News headlines like “The Zimmerman Acquittal: America’s Racist God,” and “What Does It Mean to Call ‘God’ a White Racist?” push me to realize once more that the way we perceive God depends a lot on our cultural contexts.
All this brings back a strong memory of a seminar I participated in years ago at Union Seminary in New York City. There were 20 participants, all with leading roles in various aspects of adult theological education. Diversity ruled: age, race, education, politics, theology, gender — we were all over the map.
Over the course of two years, we met together eight times for intensive study, challenge and conversation. We often explored the city together in the evenings. Strong, mutually appreciative friendships were formed across the divides and we looked forward to our times together.
At one point, we were discussing gender and racial barriers to theological achievement. One of the participants, a good friend, spoke of his experience as a black male. I mentioned my identification with his experiences because of my own memories as a woman who had faced many barriers.
I was a bit shocked when he turned to me and said, “No, you cannot possibly understand what it is like to be a black man.”
And he was right.

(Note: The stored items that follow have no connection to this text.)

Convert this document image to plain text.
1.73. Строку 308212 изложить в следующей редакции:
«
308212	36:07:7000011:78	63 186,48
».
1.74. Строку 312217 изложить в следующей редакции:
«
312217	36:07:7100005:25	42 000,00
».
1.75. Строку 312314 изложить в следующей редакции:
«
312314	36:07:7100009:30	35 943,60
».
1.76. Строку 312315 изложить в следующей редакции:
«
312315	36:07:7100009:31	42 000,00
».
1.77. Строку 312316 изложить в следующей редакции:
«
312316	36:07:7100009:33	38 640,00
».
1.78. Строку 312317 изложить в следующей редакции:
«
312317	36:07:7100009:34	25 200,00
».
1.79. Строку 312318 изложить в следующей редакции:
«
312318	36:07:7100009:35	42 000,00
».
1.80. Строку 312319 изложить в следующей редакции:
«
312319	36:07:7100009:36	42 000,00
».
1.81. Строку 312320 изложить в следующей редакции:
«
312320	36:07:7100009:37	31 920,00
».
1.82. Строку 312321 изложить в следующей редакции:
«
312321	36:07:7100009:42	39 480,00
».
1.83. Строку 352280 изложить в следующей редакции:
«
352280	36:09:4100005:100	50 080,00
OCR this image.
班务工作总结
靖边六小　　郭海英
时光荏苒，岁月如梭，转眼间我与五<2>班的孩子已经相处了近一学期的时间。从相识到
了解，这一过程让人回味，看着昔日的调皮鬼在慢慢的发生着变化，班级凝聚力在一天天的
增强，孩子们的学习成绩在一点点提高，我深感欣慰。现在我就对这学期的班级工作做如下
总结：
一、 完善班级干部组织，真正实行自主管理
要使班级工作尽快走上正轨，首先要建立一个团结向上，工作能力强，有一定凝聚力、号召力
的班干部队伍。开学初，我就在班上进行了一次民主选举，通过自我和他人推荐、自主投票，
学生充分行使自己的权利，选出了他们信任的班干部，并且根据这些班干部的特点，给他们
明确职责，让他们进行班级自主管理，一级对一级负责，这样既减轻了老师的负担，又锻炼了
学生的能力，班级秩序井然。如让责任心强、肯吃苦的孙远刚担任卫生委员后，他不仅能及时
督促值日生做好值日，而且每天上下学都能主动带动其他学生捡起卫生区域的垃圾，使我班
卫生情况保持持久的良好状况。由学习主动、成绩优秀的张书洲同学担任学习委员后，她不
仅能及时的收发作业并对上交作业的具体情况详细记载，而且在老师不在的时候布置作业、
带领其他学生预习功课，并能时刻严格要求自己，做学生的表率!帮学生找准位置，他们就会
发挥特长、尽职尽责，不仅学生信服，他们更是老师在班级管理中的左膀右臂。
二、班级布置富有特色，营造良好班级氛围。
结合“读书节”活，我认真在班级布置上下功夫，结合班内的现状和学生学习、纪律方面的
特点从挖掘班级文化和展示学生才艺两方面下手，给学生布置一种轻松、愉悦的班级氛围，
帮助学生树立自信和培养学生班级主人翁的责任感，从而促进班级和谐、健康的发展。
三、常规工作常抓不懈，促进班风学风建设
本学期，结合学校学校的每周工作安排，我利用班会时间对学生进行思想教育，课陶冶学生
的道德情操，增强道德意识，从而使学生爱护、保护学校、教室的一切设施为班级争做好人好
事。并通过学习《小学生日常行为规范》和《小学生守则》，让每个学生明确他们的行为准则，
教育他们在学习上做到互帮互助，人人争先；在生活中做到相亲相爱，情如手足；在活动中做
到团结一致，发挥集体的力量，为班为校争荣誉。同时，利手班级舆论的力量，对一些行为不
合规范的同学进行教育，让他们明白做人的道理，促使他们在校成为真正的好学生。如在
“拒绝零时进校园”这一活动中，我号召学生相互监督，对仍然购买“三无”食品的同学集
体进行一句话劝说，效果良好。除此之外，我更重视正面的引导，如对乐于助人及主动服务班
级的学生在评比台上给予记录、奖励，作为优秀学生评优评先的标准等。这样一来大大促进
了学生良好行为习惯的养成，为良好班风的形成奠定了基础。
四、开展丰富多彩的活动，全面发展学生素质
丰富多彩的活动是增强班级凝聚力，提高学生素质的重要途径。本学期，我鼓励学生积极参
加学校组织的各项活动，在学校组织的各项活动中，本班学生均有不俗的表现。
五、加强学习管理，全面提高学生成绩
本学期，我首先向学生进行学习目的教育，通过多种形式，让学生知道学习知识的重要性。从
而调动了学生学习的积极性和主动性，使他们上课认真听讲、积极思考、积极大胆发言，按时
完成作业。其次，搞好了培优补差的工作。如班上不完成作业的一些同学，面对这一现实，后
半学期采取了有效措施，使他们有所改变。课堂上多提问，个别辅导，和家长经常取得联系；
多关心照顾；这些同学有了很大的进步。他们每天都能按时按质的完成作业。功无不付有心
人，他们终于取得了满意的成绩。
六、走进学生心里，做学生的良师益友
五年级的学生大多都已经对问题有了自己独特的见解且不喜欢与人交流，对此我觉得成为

I could not and I cannot.
I do not know what it is like for people to immediately move to the mode of suspicion and distrust when encountering me. I do not know what it means to be perceived as scary and threatening. I have never lived in a place where it was not safe to be outside or where I could not confidently give my sons the freedom to explore their lives as they needed.
Certainly there was overlap: I could and did identify with systematic economic disadvantages and of religious dogmas that do seem to say that God is indeed racist — and sexist.
But I am, as so many others are finally realizing through this tragedy in Florida, a person of privilege. White privilege. And I need to ask: “Do I get this privilege because God favors my skin color or … ?”
Let’s assume I have privilege not because God especially favors me but more with the luck of the draw. Let us discard the too-often-taught religious thought that suggests a larger share of wealth or comfort or political influence is bestowed upon those whom God favors. Way too many “christian” preachers have propagated this perfidy.
Sure, there are snippets of this idea of favoritism scattered through the Bible, particularly in the more gruesome parts of some of the earliest writings. Those writings have long been used to justify aggression, war, slavery, rape and the slaughter of the innocents. Those are gross misinterpretations of the Scriptures.
Frankly, I have privilege because I was born into a family that took their own privileges and built on them. I benefited from their hard work and persistence — which they were able to do because they themselves had privileges that opened doors otherwise shut to many. And they were all white. They, too, had white privilege.
Now, this day, I have the responsibility to use that privilege responsibly. This means standing for justice for those still left out. Hoarding blessings constitutes one of the most anti-holy acts available to humanity. We swim in those unholy waters every time one people group is systematically denied respect of their full human dignity by another people group.
And if I don’t find some way to personally and actively change this system, then while I might not say, “God is a racist,” I surely do live it out.